The rest of the time, she can be found in Ian McEwan’s favorite restaurant hoping to catch sight of him or one of his pals (she’d stalk SALMAN RUSHDIE if she could only FIND him). Failing these, she’ll settle for any sonuvabitch who can hold a pen. Hence, moi. I am her current PROJECT, God help me. She thinks I live too isolated a life, wants to introduce me to all her dull bookish friends. She does this by making us eat her FOOD.
This isn’t ENGLISH cuisine, it’s weirder than that. She’ll go all the way over to France for the weekend just to buy BOUDIN SAUSAGES: deathly WHITE in color and tasting of urine. Or she’ll come back from Indonesia and insist on plopping a RAW EGG in your soup — in a country rife with salmonella! She once presented me with a long gray slab of HALF-COOKED WHOLEMEAL (aaagh!) PASTRY dotted with wrinkled cherry tomatoes and soiled with bits of charred oregano: ‘Pizza’. Another time, she MICROWAVED a CAKE: mixed it for 30 secs, microwaved it for 10, tested it (not done), microwaved it for another 2½ secs and SERVED it. I managed to forgo. But I’d finally figured out the mystery of all those funerals: she’s gradually poisoning the whole literary establishment!

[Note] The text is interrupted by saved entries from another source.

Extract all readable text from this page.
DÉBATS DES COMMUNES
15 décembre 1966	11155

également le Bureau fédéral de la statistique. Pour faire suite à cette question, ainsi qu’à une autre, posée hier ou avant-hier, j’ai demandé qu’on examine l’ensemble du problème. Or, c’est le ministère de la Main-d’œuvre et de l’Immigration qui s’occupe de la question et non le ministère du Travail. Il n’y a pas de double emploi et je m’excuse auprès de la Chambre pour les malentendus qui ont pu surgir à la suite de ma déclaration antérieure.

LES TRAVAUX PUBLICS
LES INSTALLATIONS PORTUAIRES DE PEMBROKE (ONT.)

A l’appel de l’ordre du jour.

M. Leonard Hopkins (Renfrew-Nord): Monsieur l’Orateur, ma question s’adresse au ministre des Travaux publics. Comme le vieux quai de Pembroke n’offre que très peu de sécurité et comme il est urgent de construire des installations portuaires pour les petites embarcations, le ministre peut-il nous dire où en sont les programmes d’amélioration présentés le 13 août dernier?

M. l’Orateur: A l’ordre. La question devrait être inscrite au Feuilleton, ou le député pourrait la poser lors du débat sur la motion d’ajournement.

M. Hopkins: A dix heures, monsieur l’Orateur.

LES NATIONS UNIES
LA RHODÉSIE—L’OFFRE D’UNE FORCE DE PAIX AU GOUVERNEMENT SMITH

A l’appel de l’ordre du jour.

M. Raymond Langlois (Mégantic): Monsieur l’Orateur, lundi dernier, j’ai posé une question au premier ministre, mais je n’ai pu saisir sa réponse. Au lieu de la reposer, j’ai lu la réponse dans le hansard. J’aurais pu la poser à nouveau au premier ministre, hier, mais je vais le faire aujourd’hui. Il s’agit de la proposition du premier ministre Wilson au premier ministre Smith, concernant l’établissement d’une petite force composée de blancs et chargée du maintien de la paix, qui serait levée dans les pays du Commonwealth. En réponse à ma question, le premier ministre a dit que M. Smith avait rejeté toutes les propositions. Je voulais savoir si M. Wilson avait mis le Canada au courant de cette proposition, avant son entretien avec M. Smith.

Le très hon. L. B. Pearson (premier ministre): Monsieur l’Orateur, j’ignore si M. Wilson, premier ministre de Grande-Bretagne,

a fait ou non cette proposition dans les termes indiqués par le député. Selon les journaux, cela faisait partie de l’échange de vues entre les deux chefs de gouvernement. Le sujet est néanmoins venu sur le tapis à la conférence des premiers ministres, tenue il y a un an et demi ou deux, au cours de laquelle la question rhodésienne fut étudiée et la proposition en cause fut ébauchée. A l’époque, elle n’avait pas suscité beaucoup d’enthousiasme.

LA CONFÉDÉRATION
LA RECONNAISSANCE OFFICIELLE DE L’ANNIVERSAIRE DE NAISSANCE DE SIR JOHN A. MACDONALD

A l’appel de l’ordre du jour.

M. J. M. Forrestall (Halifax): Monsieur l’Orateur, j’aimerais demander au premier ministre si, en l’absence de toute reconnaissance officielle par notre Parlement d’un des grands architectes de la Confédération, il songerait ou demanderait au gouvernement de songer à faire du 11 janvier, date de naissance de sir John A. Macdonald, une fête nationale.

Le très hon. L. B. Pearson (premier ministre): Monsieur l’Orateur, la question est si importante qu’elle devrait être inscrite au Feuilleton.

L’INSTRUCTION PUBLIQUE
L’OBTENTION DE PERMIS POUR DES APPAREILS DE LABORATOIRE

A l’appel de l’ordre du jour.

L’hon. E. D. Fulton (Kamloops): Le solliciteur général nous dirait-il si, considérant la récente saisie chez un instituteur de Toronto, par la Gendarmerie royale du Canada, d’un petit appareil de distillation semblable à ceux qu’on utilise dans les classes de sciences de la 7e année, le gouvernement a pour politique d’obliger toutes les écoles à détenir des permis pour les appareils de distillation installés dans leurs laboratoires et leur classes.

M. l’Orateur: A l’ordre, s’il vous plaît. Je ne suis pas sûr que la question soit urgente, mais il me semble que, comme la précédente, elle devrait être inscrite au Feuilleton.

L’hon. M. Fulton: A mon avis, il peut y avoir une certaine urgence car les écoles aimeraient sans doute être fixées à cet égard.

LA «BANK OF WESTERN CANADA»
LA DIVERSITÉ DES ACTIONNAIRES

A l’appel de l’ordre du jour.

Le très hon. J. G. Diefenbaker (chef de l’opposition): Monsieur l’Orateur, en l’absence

When not cooking she’s truffle-hunting for gossip. She LOVES my divorce. Grilled me on it with such vehemence and Vengeance one night, such relentless insensitivity (forget English tact, just FORGET it), that I don’t expect ever to forgive her. She sees my wife as some sort of long-suffering, middle-class, bottle-recycling Laura Ingalls Wilder, left behind in the doorway of a cute log cabin dripping with maple syrup … And I’m the rogue. This pleases Venetia.
She doesn’t realize my roguish days are over. The last woman I slept with brushed her TEETH all the time. I felt I must brush mine an equivalent amount. Now I associate sex with spearmint.